- Born: 21 July 1929
- Died: 26 December 2011 (aged 82)
- Occupations: Choral conductor, music teacher.

= Ausma Derkēvica =

Latvian choral conductor and music teacher

Ausma Derkēvica (21 July 1929 – 26 December 2011) was a Latvian choral conductor and music teacher. She is an honored professor at the Jāzeps Vītols Latvian Academy of Music.

== Biography ==
In 1959, Ausma Derkēvica graduated the Jāzeps Vītols Latvian Academy of Music, class of T. Kalniņš. From 1958 until 1970, she was the choral conductor of the Latvian SSR Revolution Veteran choir. From 1958 until 1989, she led the folk choir Dzintars together with her consort Imants Cepītis, afterwards until 2000, Ms Derkēvica was the choir's principal leader. Under her conduct, Dzintars was the first Latvian choir to win an international competition and in 1968 they received a "Grand Prix" in the competition in Debrecen.
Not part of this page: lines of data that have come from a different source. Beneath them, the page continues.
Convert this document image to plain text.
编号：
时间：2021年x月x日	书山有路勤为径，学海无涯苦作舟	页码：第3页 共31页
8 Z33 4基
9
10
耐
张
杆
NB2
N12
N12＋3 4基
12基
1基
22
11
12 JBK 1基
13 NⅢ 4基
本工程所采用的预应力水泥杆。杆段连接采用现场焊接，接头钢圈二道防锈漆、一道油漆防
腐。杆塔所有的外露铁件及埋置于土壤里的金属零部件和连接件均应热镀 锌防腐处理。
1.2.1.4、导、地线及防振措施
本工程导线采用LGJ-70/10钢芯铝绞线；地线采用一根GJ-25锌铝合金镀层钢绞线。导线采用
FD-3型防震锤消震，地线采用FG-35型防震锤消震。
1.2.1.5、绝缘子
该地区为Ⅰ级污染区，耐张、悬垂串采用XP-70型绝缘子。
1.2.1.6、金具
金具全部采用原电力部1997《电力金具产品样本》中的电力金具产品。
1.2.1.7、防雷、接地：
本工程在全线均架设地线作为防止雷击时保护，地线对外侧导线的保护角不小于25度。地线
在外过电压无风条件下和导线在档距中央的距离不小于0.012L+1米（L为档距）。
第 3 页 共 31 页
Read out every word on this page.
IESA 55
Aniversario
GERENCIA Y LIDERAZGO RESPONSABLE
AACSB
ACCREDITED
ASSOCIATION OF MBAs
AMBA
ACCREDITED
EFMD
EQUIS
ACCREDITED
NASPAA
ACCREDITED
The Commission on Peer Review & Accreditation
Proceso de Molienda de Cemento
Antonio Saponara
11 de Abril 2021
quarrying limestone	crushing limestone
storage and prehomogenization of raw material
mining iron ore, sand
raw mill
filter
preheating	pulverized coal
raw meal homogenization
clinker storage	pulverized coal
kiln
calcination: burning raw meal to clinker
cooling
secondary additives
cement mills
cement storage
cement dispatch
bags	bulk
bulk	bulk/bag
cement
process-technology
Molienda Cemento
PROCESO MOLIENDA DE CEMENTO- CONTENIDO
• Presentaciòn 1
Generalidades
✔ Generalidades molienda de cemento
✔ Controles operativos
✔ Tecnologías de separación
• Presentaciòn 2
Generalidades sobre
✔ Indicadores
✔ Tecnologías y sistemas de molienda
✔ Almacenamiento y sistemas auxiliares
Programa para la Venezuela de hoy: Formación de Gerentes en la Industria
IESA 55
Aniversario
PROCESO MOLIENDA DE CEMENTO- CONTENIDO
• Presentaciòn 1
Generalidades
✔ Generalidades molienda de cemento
Dzintars has received many international prizes not only in the women choirs' group, but also in other choirs competitions.

Ausma Derkēvica can be characterized as a starter and developer of a new movement of women's choirs in Latvia.

She also was the choral conductor of the National Academic Choir (1969–1989).

From 1964 until 1972, she worked as a teacher at the Emīls Dārziņš secondary music school. From 1959 to 1964, A. Derkēvica led the musical sector of the Folk Art house. She has been the main conductor of many Latvian Song and Dance Festivals since 1973.

In 1995, A. Derkēvica was awarded the third class Order of the Three Stars, in 1980—a prize from the Latvian SSR. In 1999, she received a lifetime pension from the Latvian Culture Capital Foundation.